OK: That’s a great idea, but I am not the one to make it. That would be quite a selection of music to choose from. The talent that was booked at Man’s Country was phenomenal, and an enormous part of bathhouse culture, especially in the early days.

GS: A large section of “Man’s Country: More Than a Bathhouse” is dedicated to the bars that shared space on the Man’s Country grounds, including Bistro Too and Eagle. In recent years, a number of books about queer bars have been published, including Jeremy Atherton Lin’s “Gay Bar,” Greggor Mattson’s “Who Needs Gay Bars?,” Rick Karlin and St Sukie de la Croix’s “Last Call Chicago,” Krista Burton’s “Moby Dyke,” and Lucas Hildebrand’s “The Bars Are Ours.” Why do you think that this subject has become so popular?

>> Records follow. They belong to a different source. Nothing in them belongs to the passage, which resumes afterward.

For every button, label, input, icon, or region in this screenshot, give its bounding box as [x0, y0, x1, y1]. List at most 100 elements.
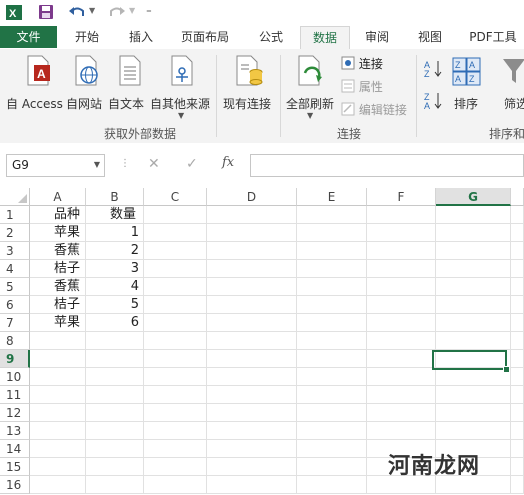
cell-c2[interactable]: [144, 224, 207, 242]
cell-b5[interactable]: 4: [86, 278, 144, 296]
insert-function-icon[interactable]: fx: [222, 155, 234, 170]
row-header-9[interactable]: 9: [0, 350, 30, 368]
cell-a7[interactable]: 苹果: [30, 314, 86, 332]
cell-b13[interactable]: [86, 422, 144, 440]
cell-a9[interactable]: [30, 350, 86, 368]
row-header-3[interactable]: 3: [0, 242, 30, 260]
cell-f11[interactable]: [367, 386, 436, 404]
cell-a13[interactable]: [30, 422, 86, 440]
cell-c10[interactable]: [144, 368, 207, 386]
cell-g10[interactable]: [436, 368, 511, 386]
cell-e15[interactable]: [297, 458, 367, 476]
row-header-1[interactable]: 1: [0, 206, 30, 224]
column-header-d[interactable]: D: [207, 188, 297, 206]
tab-view[interactable]: 视图: [407, 26, 453, 48]
cell-d4[interactable]: [207, 260, 297, 278]
cell-partial[interactable]: [511, 458, 524, 476]
cell-a12[interactable]: [30, 404, 86, 422]
properties-button[interactable]: 属性: [341, 78, 383, 96]
cell-partial[interactable]: [511, 404, 524, 422]
tab-insert[interactable]: 插入: [118, 26, 164, 48]
cell-g12[interactable]: [436, 404, 511, 422]
cell-a5[interactable]: 香蕉: [30, 278, 86, 296]
cell-f1[interactable]: [367, 206, 436, 224]
cell-partial[interactable]: [511, 368, 524, 386]
cell-c3[interactable]: [144, 242, 207, 260]
tab-pdf-tools[interactable]: PDF工具: [462, 26, 524, 48]
cell-b9[interactable]: [86, 350, 144, 368]
row-header-11[interactable]: 11: [0, 386, 30, 404]
column-header-partial[interactable]: [511, 188, 524, 206]
sort-descending-button[interactable]: Z A: [424, 91, 444, 111]
cell-partial[interactable]: [511, 332, 524, 350]
cell-e1[interactable]: [297, 206, 367, 224]
cell-partial[interactable]: [511, 440, 524, 458]
cell-e9[interactable]: [297, 350, 367, 368]
tab-data[interactable]: 数据: [300, 26, 350, 50]
row-header-15[interactable]: 15: [0, 458, 30, 476]
cell-d7[interactable]: [207, 314, 297, 332]
cell-partial[interactable]: [511, 296, 524, 314]
cell-e5[interactable]: [297, 278, 367, 296]
cell-b10[interactable]: [86, 368, 144, 386]
cell-c16[interactable]: [144, 476, 207, 494]
cell-g3[interactable]: [436, 242, 511, 260]
cell-partial[interactable]: [511, 386, 524, 404]
select-all-corner[interactable]: [0, 188, 30, 206]
cell-b16[interactable]: [86, 476, 144, 494]
existing-connections-button[interactable]: 现有连接: [220, 55, 276, 119]
cell-c7[interactable]: [144, 314, 207, 332]
cell-d16[interactable]: [207, 476, 297, 494]
cell-g13[interactable]: [436, 422, 511, 440]
from-web-button[interactable]: 自网站: [66, 55, 106, 119]
cell-c6[interactable]: [144, 296, 207, 314]
formula-input[interactable]: [250, 154, 524, 177]
cell-b4[interactable]: 3: [86, 260, 144, 278]
cell-d12[interactable]: [207, 404, 297, 422]
tab-file[interactable]: 文件: [0, 26, 57, 48]
tab-home[interactable]: 开始: [64, 26, 110, 48]
cell-e10[interactable]: [297, 368, 367, 386]
cell-a15[interactable]: [30, 458, 86, 476]
row-header-12[interactable]: 12: [0, 404, 30, 422]
row-header-5[interactable]: 5: [0, 278, 30, 296]
cell-a6[interactable]: 桔子: [30, 296, 86, 314]
redo-dropdown-icon[interactable]: ▼: [129, 6, 135, 15]
tab-review[interactable]: 审阅: [354, 26, 400, 48]
cell-f5[interactable]: [367, 278, 436, 296]
cell-d13[interactable]: [207, 422, 297, 440]
row-header-16[interactable]: 16: [0, 476, 30, 494]
row-header-13[interactable]: 13: [0, 422, 30, 440]
from-other-sources-button[interactable]: 自其他来源 ▼: [150, 55, 212, 120]
cell-partial[interactable]: [511, 242, 524, 260]
row-header-8[interactable]: 8: [0, 332, 30, 350]
cell-e13[interactable]: [297, 422, 367, 440]
cell-partial[interactable]: [511, 476, 524, 494]
cell-e16[interactable]: [297, 476, 367, 494]
cell-a10[interactable]: [30, 368, 86, 386]
cancel-entry-icon[interactable]: ✕: [148, 156, 160, 172]
cell-d5[interactable]: [207, 278, 297, 296]
column-header-c[interactable]: C: [144, 188, 207, 206]
cell-partial[interactable]: [511, 314, 524, 332]
cell-f4[interactable]: [367, 260, 436, 278]
cell-partial[interactable]: [511, 206, 524, 224]
cell-c13[interactable]: [144, 422, 207, 440]
cell-partial[interactable]: [511, 350, 524, 368]
cell-c8[interactable]: [144, 332, 207, 350]
cell-b1[interactable]: 数量: [86, 206, 144, 224]
cell-b6[interactable]: 5: [86, 296, 144, 314]
cell-a4[interactable]: 桔子: [30, 260, 86, 278]
column-header-a[interactable]: A: [30, 188, 86, 206]
cell-d10[interactable]: [207, 368, 297, 386]
cell-b11[interactable]: [86, 386, 144, 404]
cell-e2[interactable]: [297, 224, 367, 242]
tab-page-layout[interactable]: 页面布局: [172, 26, 238, 48]
cell-a14[interactable]: [30, 440, 86, 458]
cell-b14[interactable]: [86, 440, 144, 458]
name-box[interactable]: G9 ▼: [6, 154, 105, 177]
excel-logo-icon[interactable]: X: [6, 4, 24, 20]
cell-a11[interactable]: [30, 386, 86, 404]
column-header-b[interactable]: B: [86, 188, 144, 206]
sort-ascending-button[interactable]: A Z: [424, 59, 444, 79]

OK: I think LGBTQ+ history is unique. Growing up with feelings of not belonging, as many LGBTQ+ folks often do, means that when we do find places where we belong those places gain a heightened importance. There is connection and emotional attachment. That feeling of belonging is important to capture because that is such a big part of the LGBTQ+ social experience. I think personal connection is the most effective way to pass on the history of the community – at least for me. Not everyone can relate to winning a court case or changing legislation, but most people can relate to looking for love or sex, hanging out with friends, and having good times. That’s the emotional connection right there. People who claim history is boring are exploring the wrong kind of history. LGBTQ+ history isn’t some distant thing. This is our story.    

GS: Finally, have you started working on or thinking about your next book project?

OK: I have a number of ideas and a few things underway. No decision yet, but I am leaning toward a book of essays.